Metaphors are selective in the sense that they can highlight particular aspects of the life experience and background others.

 Attentiveness to the personal narrative, including the experiences and perceptions, is a central element of the educational process in a person-centered approach. The use of metaphors is believed to be significant in the development of a common language which can enrich the relationship between the participant and the educator, as long as the learners’ own use of metaphors is allowed to guide the communication.


George Lakoff and Mark Johnson, in the book Philosophy in the Flesh: The Embodied Mind and its Challenge to Western Thought, discuss how we use metaphor to structure our perceptions. One complex metaphor is of life as a journey, like a train trip with a timetable and destinations. You have expectations and assumptions. You imagine that to have a meaningful life you need goals and a plan and you need to stick to it.

And this journey is tied to a concept and identification of self as a traveler, the hero, saint or sinner on the journey. But this “self” transcends “me.” It is a cultural artifact, embedded in a cultural story in which this journey of a self comes alive. We imagine this self is who we are. Thus we might think we are the way others see us, or we think we are the persona or face we live for others. We think we are this traveler identified by cultural destinations like school, marriage, job. This self is a cultural identity as much as a personal one.

 We do the same with understanding our own mind and experience. We have this cultural metaphor that mind is the same as the brain or somehow lives in the brain. Maybe we imagine the mind travels in the brain like a passenger on a train, some in first class, some in coach, and we imagine this is just the state of nature, not the state of cultural metaphor.

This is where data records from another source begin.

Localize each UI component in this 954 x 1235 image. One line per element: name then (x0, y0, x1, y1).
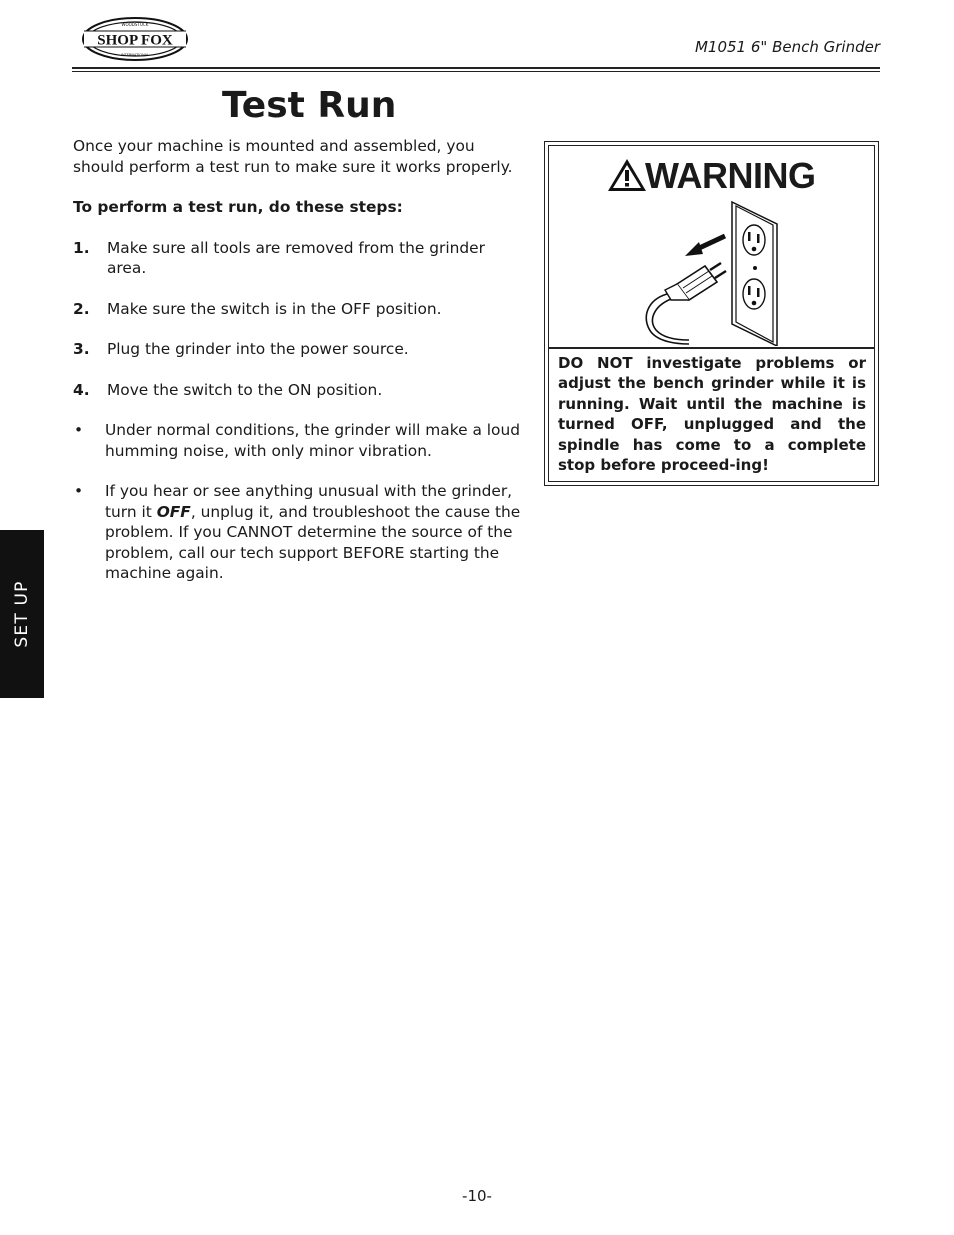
bullet-marker: • (74, 482, 84, 500)
section-side-tab (0, 530, 44, 698)
step-item (73, 238, 525, 279)
warning-heading (607, 155, 817, 196)
header-title: M1051 6" Bench Grinder (694, 38, 880, 56)
bullet-text: Under normal conditions, the grinder will make a loud humming noise, with only minor vibration. (105, 421, 520, 460)
bullet-text-post: , unplug it, and troubleshoot the cause the problem. If you CANNOT determine the source of the problem, call our tech support BEFORE starting the machine again. (105, 502, 521, 582)
warning-box (544, 141, 879, 486)
header-rule-thin (72, 71, 880, 72)
step-text: Make sure all tools are removed from the grinder area. (107, 238, 485, 277)
warning-divider (549, 347, 874, 349)
shop-fox-logo (80, 16, 190, 62)
bullet-marker: • (74, 421, 84, 439)
page-number: -10- (462, 1187, 492, 1205)
logo-ring-bottom: INTERNATIONAL (120, 53, 150, 57)
step-item (73, 380, 525, 401)
logo-ring-top: WOODSTOCK (121, 22, 149, 27)
warning-word: WARNING (645, 155, 816, 196)
step-number: 4. (73, 380, 90, 399)
unplug-cord-from-outlet-illustration (637, 196, 787, 346)
step-text: Plug the grinder into the power source. (107, 340, 409, 358)
logo-wordmark: SHOP FOX (97, 32, 173, 49)
warning-text: DO NOT investigate problems or adjust the bench grinder while it is running. Wait until the machine is turned OFF, unplugged and the spindle has come to a complete stop before proceed-ing! (558, 354, 866, 475)
bullet-item (73, 420, 525, 461)
steps-lead: To perform a test run, do these steps: (73, 198, 403, 216)
intro-paragraph: Once your machine is mounted and assembled, you should perform a test run to make sure it works properly. (73, 137, 513, 176)
step-number: 2. (73, 299, 90, 318)
step-text: Make sure the switch is in the OFF position. (107, 299, 442, 318)
section-title: Test Run (222, 85, 397, 126)
bullet-text-pre: If you hear or see anything unusual with the grinder, turn it (105, 482, 513, 521)
step-number: 1. (73, 238, 90, 257)
step-item (73, 339, 525, 360)
bullet-text-emph: OFF (156, 502, 191, 521)
step-text: Move the switch to the ON position. (107, 380, 383, 399)
bullet-text (105, 481, 525, 584)
bullet-item (73, 481, 525, 584)
warning-triangle-icon (607, 158, 647, 192)
side-tab-label: SET UP (12, 580, 32, 648)
step-item (73, 299, 525, 320)
warning-box-inner (548, 145, 875, 482)
body-column (73, 136, 525, 604)
step-number: 3. (73, 340, 90, 358)
header-rule (72, 67, 880, 69)
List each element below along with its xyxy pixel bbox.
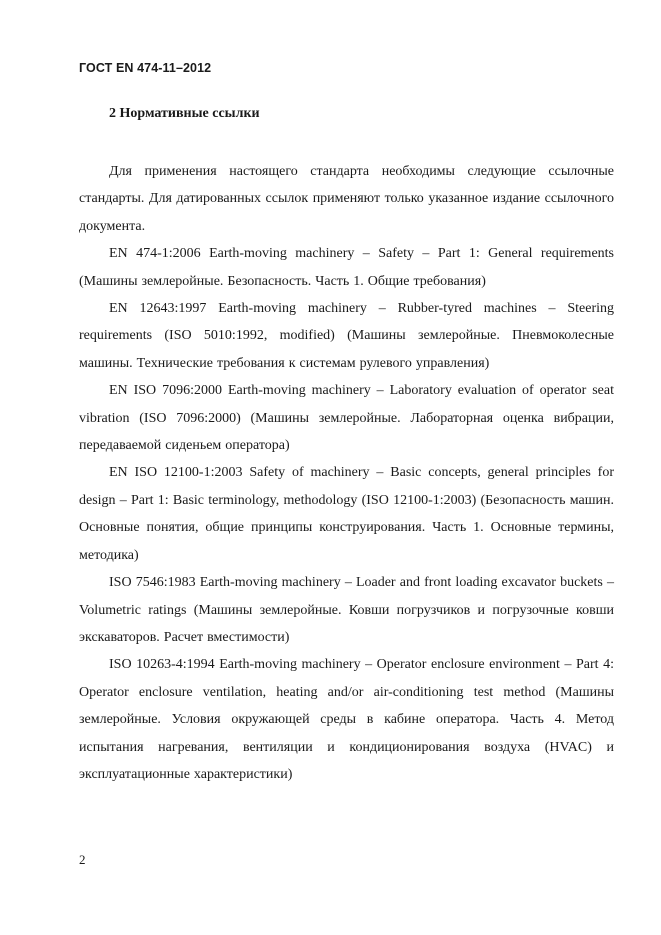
reference-en-iso-12100-1: EN ISO 12100-1:2003 Safety of machinery – Basic concepts, general principles for design – Part 1: Basic terminology, methodology (ISO 12100-1:2003) (Безопасность машин. Основные понятия, общие принципы конструирования. Часть 1. Основные термины, методика)	[79, 465, 614, 563]
section-title: 2 Нормативные ссылки	[109, 106, 260, 121]
intro-paragraph: Для применения настоящего стандарта необходимы следующие ссылочные стандарты. Для датированных ссылок применяют только указанное издание ссылочного документа.	[79, 164, 614, 234]
document-code: ГОСТ EN 474-11–2012	[79, 61, 212, 75]
reference-iso-10263-4: ISO 10263-4:1994 Earth-moving machinery – Operator enclosure environment – Part 4: Operator enclosure ventilation, heating and/or air-conditioning test method (Машины землеройные. Условия окружающей среды в кабине оператора. Часть 4. Метод испытания нагревания, вентиляции и кондиционирования воздуха (HVAC) и эксплуатационные характеристики)	[79, 657, 614, 782]
body-text	[79, 158, 614, 788]
page-number: 2	[79, 852, 86, 867]
reference-iso-7546: ISO 7546:1983 Earth-moving machinery – Loader and front loading excavator buckets – Volumetric ratings (Машины землеройные. Ковши погрузчиков и погрузочные ковши экскаваторов. Расчет вместимости)	[79, 575, 614, 645]
reference-en-474-1: EN 474-1:2006 Earth-moving machinery – Safety – Part 1: General requirements (Машины землеройные. Безопасность. Часть 1. Общие требования)	[79, 246, 614, 289]
reference-en-iso-7096: EN ISO 7096:2000 Earth-moving machinery – Laboratory evaluation of operator seat vibration (ISO 7096:2000) (Машины землеройные. Лабораторная оценка вибрации, передаваемой сиденьем оператора)	[79, 383, 614, 454]
reference-en-12643: EN 12643:1997 Earth-moving machinery – Rubber-tyred machines – Steering requirements (ISO 5010:1992, modified) (Машины землеройные. Пневмоколесные машины. Технические требования к системам рулевого управления)	[79, 301, 614, 371]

 So when I felt the urge to rebel and couldn’t figure out how to make the transition from college to job, to support myself in a way I found ethical and meaningful, I could no longer stay on schedule. I panicked. I felt a sense of dread. It wasn’t just that I couldn’t find a way to make a living. I wasn’t just a traveler who had missed his/her train. My very sense of self seemed to dissolve. The underside of the life-as-a-journey metaphor was exposed. When before I was “on track” I was now “off track.” I was “lost.” I had fallen off the train. Confusion was not an acknowledged train stop.

 But after falling off the train, I eventually began to see the metaphor as a metaphor. I began to see the implications. If love, success and retirement were the big destinations on the train route, then wasn’t birth the first stop and death the last? The existential shook up the cultural. There was a whole universe of moments I was missing by focusing on destinations instead of feeling the motion of the train and the colors, scents, relationships of all the beings riding along with me.

 My mind is not a passenger riding my brain. It is the whole landscape of meaning in which I come alive.

It is embedded not only in a body and a culture, but a universe.

So, if one way to understand our lives is with metaphor, what is the metaphor we want to live? What story or poem do we want to write with our life? And we need to re-write the cultural story to include the “gap years,” time to “find yourself” or time to step off the train and ride a camel on the silk road. Time to value restructuring society instead of just fitting in.